Thermische Simulation eines Gehäuseprofils mit Heatspreader.

Thermische Simulation eines Gehäuseprofils mit Heatspreader. Fischer Elektronik

Es ist bereits jedem versierten Elektroniker bekannt, dass die Lebensdauer von Halbleitern mit steigender Betriebstemperatur drastisch verkürzt wird und dadurch logischerweise das Risiko für einen Totalausfall mit eventuell fatalen Folgen steigt. Je nach Einsatzort können Temperaturschwankungen zwischen -40 bis +60 °C auftreten, die für manche Systeme problematisch werden. Die Hardware an einem Embedded-System kann über eine Temperaturüberwachung und eine automatische Abschaltung geschützt werden. Jedoch ist bei diesen Systemen nicht der Selbstschutz maßgebend, sondern die Zuverlässigkeit bei einem 24/7-Dauerbetrieb. Um ungeplante Ausfälle zu vermeiden, ist ein durchdachtes thermisches Management notwendig, welches das System vor kritischen Temperaturen schützt. Dieses kann mittels einer Heizung oder einer Kühlung erfolgen, wobei die Letztere die Regel ist.

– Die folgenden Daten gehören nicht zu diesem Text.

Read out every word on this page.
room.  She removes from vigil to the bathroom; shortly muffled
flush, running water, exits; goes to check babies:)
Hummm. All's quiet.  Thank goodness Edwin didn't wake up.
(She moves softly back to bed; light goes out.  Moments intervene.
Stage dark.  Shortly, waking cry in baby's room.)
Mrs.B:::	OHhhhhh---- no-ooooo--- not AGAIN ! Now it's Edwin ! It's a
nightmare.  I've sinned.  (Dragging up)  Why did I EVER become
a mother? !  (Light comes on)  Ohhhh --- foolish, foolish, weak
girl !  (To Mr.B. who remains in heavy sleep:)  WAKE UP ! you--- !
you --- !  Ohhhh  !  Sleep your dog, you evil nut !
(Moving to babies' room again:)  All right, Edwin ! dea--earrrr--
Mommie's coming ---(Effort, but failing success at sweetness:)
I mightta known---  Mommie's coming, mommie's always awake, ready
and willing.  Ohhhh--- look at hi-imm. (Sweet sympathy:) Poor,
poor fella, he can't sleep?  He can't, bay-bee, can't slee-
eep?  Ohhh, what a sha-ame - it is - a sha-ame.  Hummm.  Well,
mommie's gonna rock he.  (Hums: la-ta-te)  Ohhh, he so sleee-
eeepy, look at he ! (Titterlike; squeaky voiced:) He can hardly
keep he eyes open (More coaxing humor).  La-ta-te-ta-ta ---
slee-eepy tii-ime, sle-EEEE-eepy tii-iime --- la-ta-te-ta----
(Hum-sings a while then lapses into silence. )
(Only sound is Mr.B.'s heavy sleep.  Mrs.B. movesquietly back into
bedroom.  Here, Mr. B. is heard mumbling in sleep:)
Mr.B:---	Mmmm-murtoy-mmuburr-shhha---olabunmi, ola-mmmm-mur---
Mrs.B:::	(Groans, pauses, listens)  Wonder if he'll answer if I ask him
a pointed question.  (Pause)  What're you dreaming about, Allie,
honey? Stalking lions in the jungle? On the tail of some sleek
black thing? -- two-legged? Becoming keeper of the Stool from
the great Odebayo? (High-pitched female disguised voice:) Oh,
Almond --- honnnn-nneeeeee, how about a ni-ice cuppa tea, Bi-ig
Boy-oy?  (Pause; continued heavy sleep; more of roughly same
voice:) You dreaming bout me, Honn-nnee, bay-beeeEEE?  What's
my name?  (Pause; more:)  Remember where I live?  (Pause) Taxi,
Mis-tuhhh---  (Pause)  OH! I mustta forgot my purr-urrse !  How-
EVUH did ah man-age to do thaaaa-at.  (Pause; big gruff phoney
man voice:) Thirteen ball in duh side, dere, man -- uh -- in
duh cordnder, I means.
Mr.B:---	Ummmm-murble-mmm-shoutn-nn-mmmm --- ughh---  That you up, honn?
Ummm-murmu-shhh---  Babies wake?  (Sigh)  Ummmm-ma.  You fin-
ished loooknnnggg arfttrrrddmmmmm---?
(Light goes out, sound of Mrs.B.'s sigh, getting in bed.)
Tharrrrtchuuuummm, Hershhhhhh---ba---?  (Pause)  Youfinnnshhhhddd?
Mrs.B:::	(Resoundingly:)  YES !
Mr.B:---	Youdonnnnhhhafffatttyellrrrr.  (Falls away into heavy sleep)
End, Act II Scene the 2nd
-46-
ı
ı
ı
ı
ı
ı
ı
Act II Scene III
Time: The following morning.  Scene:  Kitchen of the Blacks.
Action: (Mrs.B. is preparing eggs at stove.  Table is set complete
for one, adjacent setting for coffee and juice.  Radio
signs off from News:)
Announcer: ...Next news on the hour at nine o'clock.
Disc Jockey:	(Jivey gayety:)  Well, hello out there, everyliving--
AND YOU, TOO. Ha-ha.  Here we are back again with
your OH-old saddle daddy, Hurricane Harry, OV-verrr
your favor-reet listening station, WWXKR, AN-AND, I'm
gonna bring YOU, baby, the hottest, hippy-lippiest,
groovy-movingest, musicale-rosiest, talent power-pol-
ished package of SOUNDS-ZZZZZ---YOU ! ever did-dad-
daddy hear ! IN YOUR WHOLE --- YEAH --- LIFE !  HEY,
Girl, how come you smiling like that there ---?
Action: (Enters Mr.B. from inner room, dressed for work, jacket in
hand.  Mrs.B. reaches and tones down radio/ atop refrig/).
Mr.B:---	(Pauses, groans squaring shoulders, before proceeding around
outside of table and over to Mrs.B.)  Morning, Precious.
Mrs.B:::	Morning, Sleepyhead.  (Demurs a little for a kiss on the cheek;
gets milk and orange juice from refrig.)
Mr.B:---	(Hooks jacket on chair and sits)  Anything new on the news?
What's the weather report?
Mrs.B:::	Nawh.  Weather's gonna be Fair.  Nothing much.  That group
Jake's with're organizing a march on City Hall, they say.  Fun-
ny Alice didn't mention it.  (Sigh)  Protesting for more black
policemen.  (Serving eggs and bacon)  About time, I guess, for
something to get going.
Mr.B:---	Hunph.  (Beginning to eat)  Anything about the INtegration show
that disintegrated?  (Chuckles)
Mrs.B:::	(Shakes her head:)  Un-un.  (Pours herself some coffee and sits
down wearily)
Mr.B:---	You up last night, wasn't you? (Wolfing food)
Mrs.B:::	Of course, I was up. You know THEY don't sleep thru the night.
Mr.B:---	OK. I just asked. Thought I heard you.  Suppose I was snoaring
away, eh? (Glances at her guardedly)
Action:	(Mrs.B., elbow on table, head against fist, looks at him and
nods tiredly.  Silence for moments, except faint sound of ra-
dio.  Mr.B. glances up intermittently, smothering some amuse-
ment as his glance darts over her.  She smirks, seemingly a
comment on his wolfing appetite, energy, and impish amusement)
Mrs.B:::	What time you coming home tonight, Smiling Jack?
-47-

Bei einer Kühlung wird zwischen aktiver und passiver Kühlung unterschieden. Ein passiv gekühltes System besteht vorwiegend aus einem Gehäuse und einem integrierten Kühlkörper. Durch die Rippengeometrie ergibt sich eine Oberflächenvergrößerung, die die aufgenommene Wärmeenergie an die Umgebung abgibt. Für die Anbindung von verlustreichen Bauteilen, wie zum Beispiel Prozessor oder Spannungswandler, und dem Wärmetransport werden Kupferplatten (englisch heatspreader) in Kombination mit Wärmeleitrohren (englisch heatpipes) eingesetzt. Passivgekühlte Systeme sind durch die fehlenden Lüfter geräuschlos und können wegen der fehlenden Lüftungsöffnungen so gut wie wartungsfrei betrieben werden.

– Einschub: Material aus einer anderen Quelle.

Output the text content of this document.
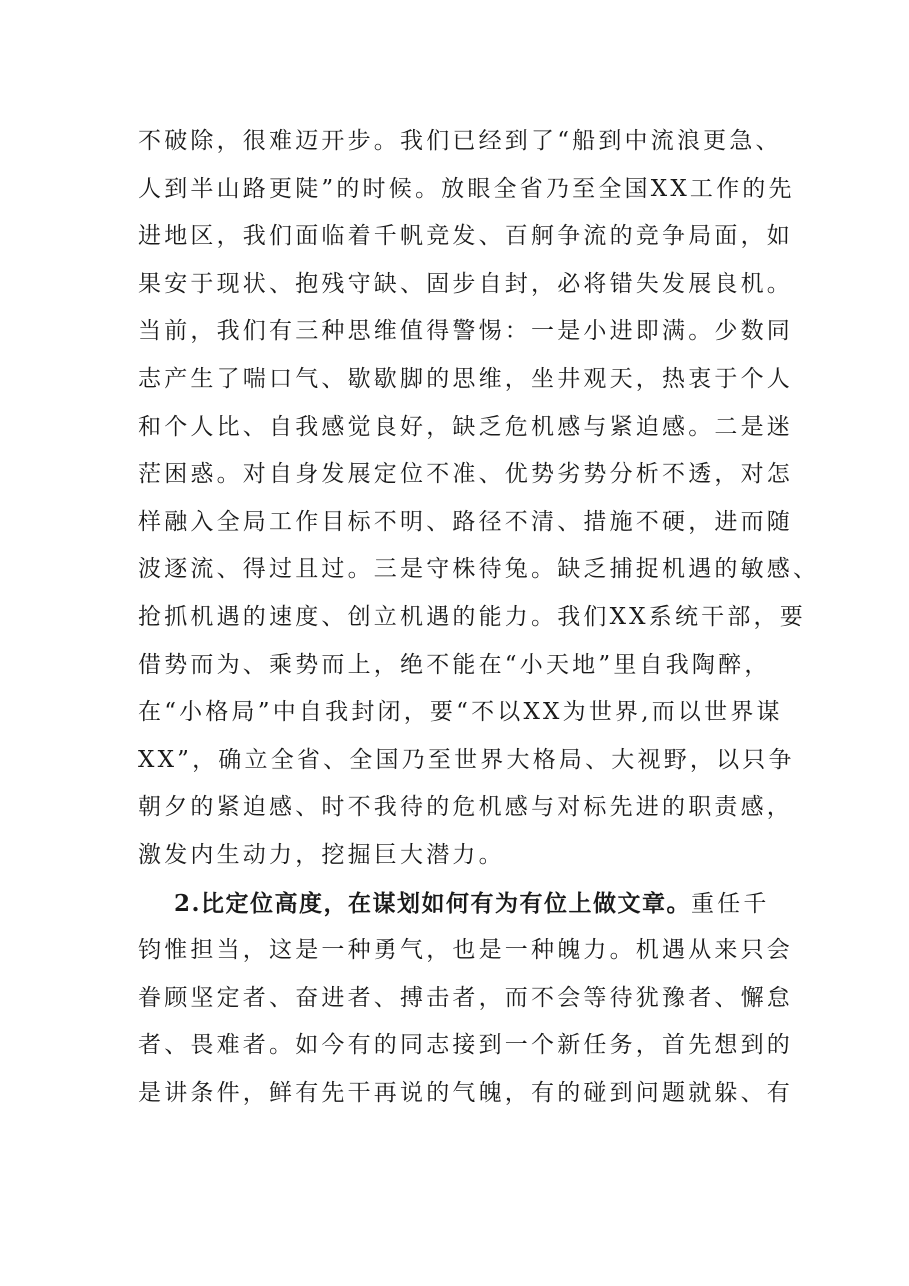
不破除，很难迈开步。我们已经到了“船到中流浪更急、
人到半山路更陡”的时候。放眼全省乃至全国XX工作的先
进地区，我们面临着千帆竞发、百舸争流的竞争局面，如
果安于现状、抱残守缺、固步自封，必将错失发展良机。
当前，我们有三种思维值得警惕：一是小进即满。少数同
志产生了喘口气、歇歇脚的思维，坐井观天，热衷于个人
和个人比、自我感觉良好，缺乏危机感与紧迫感。二是迷
茫困惑。对自身发展定位不准、优势劣势分析不透，对怎
样融入全局工作目标不明、路径不清、措施不硬，进而随
波逐流、得过且过。三是守株待兔。缺乏捕捉机遇的敏感、
抢抓机遇的速度、创立机遇的能力。我们XX系统干部，要
借势而为、乘势而上，绝不能在“小天地”里自我陶醉，
在“小格局”中自我封闭，要“不以XX为世界,而以世界谋
XX”，确立全省、全国乃至世界大格局、大视野，以只争
朝夕的紧迫感、时不我待的危机感与对标先进的职责感，
激发内生动力，挖掘巨大潜力。
2.比定位高度，在谋划如何有为有位上做文章。重任千
钧惟担当，这是一种勇气，也是一种魄力。机遇从来只会
眷顾坚定者、奋进者、搏击者，而不会等待犹豫者、懈怠
者、畏难者。如今有的同志接到一个新任务，首先想到的
是讲条件，鲜有先干再说的气魄，有的碰到问题就躲、有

Alternativ zur passiven Kühlung bietet sich die aktive Kühlung von Embedded-Systemen mittels Lüfter oder Flüssigkeit an. Hierbei wird auch von einer erzwungenen Konvektion gesprochen. Durch den Einsatz von Lüftern wird die kühlere Umgebungsluft ins Gehäuse und die erwärmte Luft aus dem Gehäuse an die Umgebung abgegeben. Nachteilig ist die zusätzliche Überwachung der aktiven Komponenten wie Lüfter oder Pumpen. Des Weiteren müssen Wartungen durchgeführt werden, bei denen gegebenenfalls die Filterelemente getauscht werden müssen, die bei Vernachlässigung zu Störungen oder Ausfällen führen.

Für eine möglichst optimale Wärmeübertragung, beispielsweise vom Prozessor zum Kühlkörper, ist eine direkte Verbindung notwendig, die im Idealfall aus einer Kette von Komponenten besteht, die einen niedrigen Wärmewiderstand besitzen. Hierzu ist die Wahl des richtigen Wärmeleitmaterials sehr wichtig, um den Wärmeübergangswiderstand möglichst niedrig zu halten. Die Auswahl von Wärmeleitmaterialien ist so groß wie noch nie zuvor. Pasten und Folien mit unterschiedlichen Eigenschaften stehen für nahezu jede Applikation zur Auswahl. Hier empfiehlt es sich bei der Auswahl der passenden Lösung einen Experten zu Rate zu ziehen.

Das Risiko einer thermischen Fehlauslegung lässt sich durch eine thermische Simulation stark verringern. Moderne Simulationssoftware analysiert mittels 3D-Daten am Computer das System unter realitätsnahen Bedingungen. Dadurch lassen sich Systeme im Voraus evaluieren und thermisch kritische Stellen frühzeitig erkennen.

Schock- und Vibrationsfestigkeit

Der Einsatz von Embedded-Systemen bei mobilen Anwendungen wie in der Automobilbranche, bei der Bahn oder der Luftfahrt bringen weitere Anforderungen, wie die Schock- und Vibrationsfestigkeit, mit sich. Die Schockprüfung ist nach IEC 60068-2-27 und die Vibrationsprüfung nach IEC 60068-2-6 genormt. Auf speziellen Prüfständen lassen sich unterschiedliche extreme Situationen nachstellen, bei denen das Gehäuse und die Elektronik an die Grenzen gebracht werden. Hierzu kommen die Gehäuse samt Elektronik auf einen Schwingungserreger und werden zum Beispiel elektrodynamisch bei 5 bis 2700 Hz getestet. Gehäuse, die dynamischen Kräften ausgesetzt sind, werden durch zusätzliche Dämpferelemente im Inneren und zusätzlichen Schraubensicherungen robust ausgelegt.